Elbette bu düşünce güne dönük olarak doğrudur. Ancak ileri dönük olarak
yanlıştır. Zira uzay teknolojileri bütün teknolojileri tetikleyen en önemli
yatırım yeridir. Çünkü uzay teknolojisinde başarılı olmak için farklı boyut,
farklı sıcaklık ve farklı fiziksel olaylara karşı sürdürülebilir teknolojik
ilerlemeler çoklu bir teknolojik başarıyı da yanında getirecektir.
ABD’nin
uzay teknolojisindeki kazancı neredeyse hiç hükmündedir. Ancak buradan elde
ettiği bilgi ve teknoloji ile omurga hâline kaldırıp yürüttüğü savunma sanayii
bütçesi Türkiye’nin bütün bütçesine eşdeğerdir. ABD’nin savunma sanayiindeki
bütçesinin Türkiye’nin bütçesine eşdeğer olması, ABD’nin en büyük gücüdür.
Bunun
yanında, dünyanın en büyük şirketleri, teknoloji üreten şirketlerdir. Domates,
biber, patlıcan, patates satan hal ve diğer şirketler ilk sıralarda yer almaz. Tek
başına inşaat, hiçbir kalkınma hamlesini tetiklemez. Yapılması gerekenler;
gıda, inşaat ve gelişme sürecini tamamlamış teknolojilere alternatif olarak
gelişim sürecine giren teknoloji ve şirketlerin desteklenmesidir.
Dördüncü
sanayi devrimi teknolojileri, bu tür desteklenmesi gereken yatırımlardır. Bu
tür yatırımlar uzun soluklu olduğu için hazır zamana göre şüpheli
görülmektedir. Dördüncü sanayi devrimi teknolojileri Batı ve ABD gibi ülkelerde
en büyük yatırımı çekmektedir.
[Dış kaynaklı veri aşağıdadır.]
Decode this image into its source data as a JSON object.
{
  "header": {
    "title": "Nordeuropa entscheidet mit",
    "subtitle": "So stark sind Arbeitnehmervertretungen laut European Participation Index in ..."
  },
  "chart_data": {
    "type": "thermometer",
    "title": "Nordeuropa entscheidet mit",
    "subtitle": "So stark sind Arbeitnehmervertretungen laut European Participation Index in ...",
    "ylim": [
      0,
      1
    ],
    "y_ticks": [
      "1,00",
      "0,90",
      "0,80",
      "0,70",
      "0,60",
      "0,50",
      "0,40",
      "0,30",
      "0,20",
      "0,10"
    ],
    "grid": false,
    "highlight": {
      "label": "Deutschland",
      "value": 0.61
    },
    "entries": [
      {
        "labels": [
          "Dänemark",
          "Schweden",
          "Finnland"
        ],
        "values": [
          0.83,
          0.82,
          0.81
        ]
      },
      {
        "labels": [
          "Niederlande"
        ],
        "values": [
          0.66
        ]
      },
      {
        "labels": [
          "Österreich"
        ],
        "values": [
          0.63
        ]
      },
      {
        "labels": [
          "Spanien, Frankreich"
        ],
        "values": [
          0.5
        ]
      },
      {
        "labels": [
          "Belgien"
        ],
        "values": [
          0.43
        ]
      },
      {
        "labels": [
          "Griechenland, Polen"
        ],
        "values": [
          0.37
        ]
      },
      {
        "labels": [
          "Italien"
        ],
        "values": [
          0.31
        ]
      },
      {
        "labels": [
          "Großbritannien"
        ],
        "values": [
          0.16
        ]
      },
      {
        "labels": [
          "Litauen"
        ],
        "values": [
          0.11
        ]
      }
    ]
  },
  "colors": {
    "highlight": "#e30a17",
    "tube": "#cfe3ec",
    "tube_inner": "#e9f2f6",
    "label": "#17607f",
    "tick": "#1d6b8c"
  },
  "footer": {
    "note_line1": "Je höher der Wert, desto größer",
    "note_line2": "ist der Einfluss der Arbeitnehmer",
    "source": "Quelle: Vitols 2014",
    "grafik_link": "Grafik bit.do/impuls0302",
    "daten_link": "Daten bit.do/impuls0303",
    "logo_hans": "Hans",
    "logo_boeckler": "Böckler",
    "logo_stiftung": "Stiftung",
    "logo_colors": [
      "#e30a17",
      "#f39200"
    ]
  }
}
Uzay ve dördüncü sanayi devrimi modern
teknolojiler; fizik, kimya, biyoloji, genetik ve biyoteknoloji gibi temel
bilimler ile desteklenir. Makine, elektronik, mekatronik ve yazılım alanlarıyla
teknoloji, ürün hâline dönüşür.
Almanya,
Türkiye’de üniversite sınavlarında fizik, kimya, biyoloji, genetik,
biyoteknoloji, makine, elektronik, mekatronik ve yazılım alanlarına yerleşen
gençleri, günlük hayatta kendi işlerini görecek kadar yabancı dil bilenleri
kabul etmektedir. Ancak bu alanlarda Türkiye’de üniversite kontenjanları boş
kalmaktadır.
Almanya’nın
bu talep ve bakışına karşın Türkiye’nin temel bilim ve mühendislik
alanlarındaki boş kalan kontenjanlarının bir şeyleri anlatması gerekir. Ancak
şimdiye kadar ciddî bir sıçrayış görülmemiştir.
Yapılması
gereken ilk atılım, acilen patates, soğan veya domates gibi temel gıdaların
süründürülebilir ihtiyaç kısmı karşılandıktan sonra temel bilimler ve
mühendislik alanlarına yönelik iyileştirme ve teknoloji ürünlerinin ihracatına
yönelik teşvik, doktora çalışmaları ve tezlerin desteklenmesidir. Bu yönde
güçlü bir irade ortaya konulmalıdır.